Shadow State Properties

These properties are invariants that check the consistency between Turso and the shadow state.

  • TableHasExpectedContent: This property checks that a specific table in Turso has the same content as the shadow state.
  • AllTableHaveExpectedContent: This property checks that all tables in Turso have the same content as the shadow state.
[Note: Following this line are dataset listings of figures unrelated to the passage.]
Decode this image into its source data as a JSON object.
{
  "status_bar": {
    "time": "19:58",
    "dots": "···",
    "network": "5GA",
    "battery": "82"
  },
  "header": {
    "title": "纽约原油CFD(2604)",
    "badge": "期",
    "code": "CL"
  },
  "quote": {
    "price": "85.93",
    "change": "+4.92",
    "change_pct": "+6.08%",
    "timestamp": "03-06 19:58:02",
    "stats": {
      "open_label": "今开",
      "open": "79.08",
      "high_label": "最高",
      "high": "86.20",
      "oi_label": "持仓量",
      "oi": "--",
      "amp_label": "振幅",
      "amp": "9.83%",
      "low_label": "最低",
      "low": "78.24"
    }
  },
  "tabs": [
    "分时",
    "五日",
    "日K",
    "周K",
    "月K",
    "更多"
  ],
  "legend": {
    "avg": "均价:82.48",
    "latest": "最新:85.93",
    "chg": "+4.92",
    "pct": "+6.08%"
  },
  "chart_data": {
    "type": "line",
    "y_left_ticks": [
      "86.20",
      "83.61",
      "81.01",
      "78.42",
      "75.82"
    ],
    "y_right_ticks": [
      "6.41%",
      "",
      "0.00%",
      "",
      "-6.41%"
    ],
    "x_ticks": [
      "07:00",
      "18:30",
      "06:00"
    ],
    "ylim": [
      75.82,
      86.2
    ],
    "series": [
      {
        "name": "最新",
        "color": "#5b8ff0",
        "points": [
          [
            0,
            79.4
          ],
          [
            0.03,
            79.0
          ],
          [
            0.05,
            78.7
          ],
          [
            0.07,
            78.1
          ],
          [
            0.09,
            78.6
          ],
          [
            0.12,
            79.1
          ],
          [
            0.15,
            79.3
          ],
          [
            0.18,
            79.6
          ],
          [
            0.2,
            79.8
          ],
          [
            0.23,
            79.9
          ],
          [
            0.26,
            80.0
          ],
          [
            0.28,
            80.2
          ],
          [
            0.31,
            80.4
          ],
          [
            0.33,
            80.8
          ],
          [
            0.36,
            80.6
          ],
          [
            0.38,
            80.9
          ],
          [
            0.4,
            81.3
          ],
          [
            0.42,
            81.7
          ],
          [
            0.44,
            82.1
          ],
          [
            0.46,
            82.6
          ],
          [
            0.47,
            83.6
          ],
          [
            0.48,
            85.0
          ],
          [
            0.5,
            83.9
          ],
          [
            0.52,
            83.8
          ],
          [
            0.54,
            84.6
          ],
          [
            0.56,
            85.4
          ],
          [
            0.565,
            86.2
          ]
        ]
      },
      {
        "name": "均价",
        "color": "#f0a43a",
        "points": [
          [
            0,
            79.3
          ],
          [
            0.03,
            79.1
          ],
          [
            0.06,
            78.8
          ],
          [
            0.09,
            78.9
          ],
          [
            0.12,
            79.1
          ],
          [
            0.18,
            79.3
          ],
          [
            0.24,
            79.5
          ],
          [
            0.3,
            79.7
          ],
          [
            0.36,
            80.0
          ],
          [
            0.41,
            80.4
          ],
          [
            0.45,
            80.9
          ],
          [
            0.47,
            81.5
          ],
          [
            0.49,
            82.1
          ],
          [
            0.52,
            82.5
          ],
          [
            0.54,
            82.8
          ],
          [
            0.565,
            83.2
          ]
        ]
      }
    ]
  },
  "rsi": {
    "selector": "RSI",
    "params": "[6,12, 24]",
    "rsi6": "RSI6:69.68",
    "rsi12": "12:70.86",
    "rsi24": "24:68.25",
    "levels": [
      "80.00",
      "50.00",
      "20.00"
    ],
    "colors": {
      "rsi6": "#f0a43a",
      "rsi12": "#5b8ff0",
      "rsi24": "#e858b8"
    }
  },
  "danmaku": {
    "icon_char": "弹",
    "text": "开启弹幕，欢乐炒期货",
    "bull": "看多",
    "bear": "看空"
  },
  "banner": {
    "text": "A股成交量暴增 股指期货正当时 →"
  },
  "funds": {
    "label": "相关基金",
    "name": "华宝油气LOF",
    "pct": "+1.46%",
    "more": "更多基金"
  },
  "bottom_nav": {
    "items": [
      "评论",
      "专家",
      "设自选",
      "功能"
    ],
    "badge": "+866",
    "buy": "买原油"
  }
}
Fault Injection Properties

  • FsyncNoWait: TODO
  • FaultyQuery: TODO

Oracles

  • Property: The property oracle tests the properties presented above by generating random SQL statements and assertions that follow them.
  • Differential: The differential oracle tests Turso against SQLite.
  • Doublecheck: The doublecheck oracle tests Turso against itself for checking determinism across runs.
  • Oracle-based Generation: Currently, we generate regardless the oracle, but property oracle actually poses limitations compared to differential and doublecheck oracles, in those oracles we have much more freedom to generate random inputs. We must leverage this freedom.

Debugging

  • Automated Shrinking
    • Statement Removal
      • Heuristic removal
        • Removing unused tables
        • Removing all DQLs
      • Backtracking removal
    • Statement shrinking
      • Value removal
        • Removing inserted values from INSERT statements
      • Value shrinking
        • Removing parts of SQL expressions (e.g x AND y into x or y)
  • Interactive debugging (currently broken)
  • Fault localization

Fault Injection

  • TODO

Data Collection

At the moment, we collect no data from the simulator, which makes it hard to make future decisions. Some examples are:

  • Which properties are the most useful for finding bugs?
  • What are the bottlenecks of the simulator speed, how can we optimize them?
  • Which features/profiles are used, which are not, so we can focus on simplification by removing unused features or understanding why they aren't used.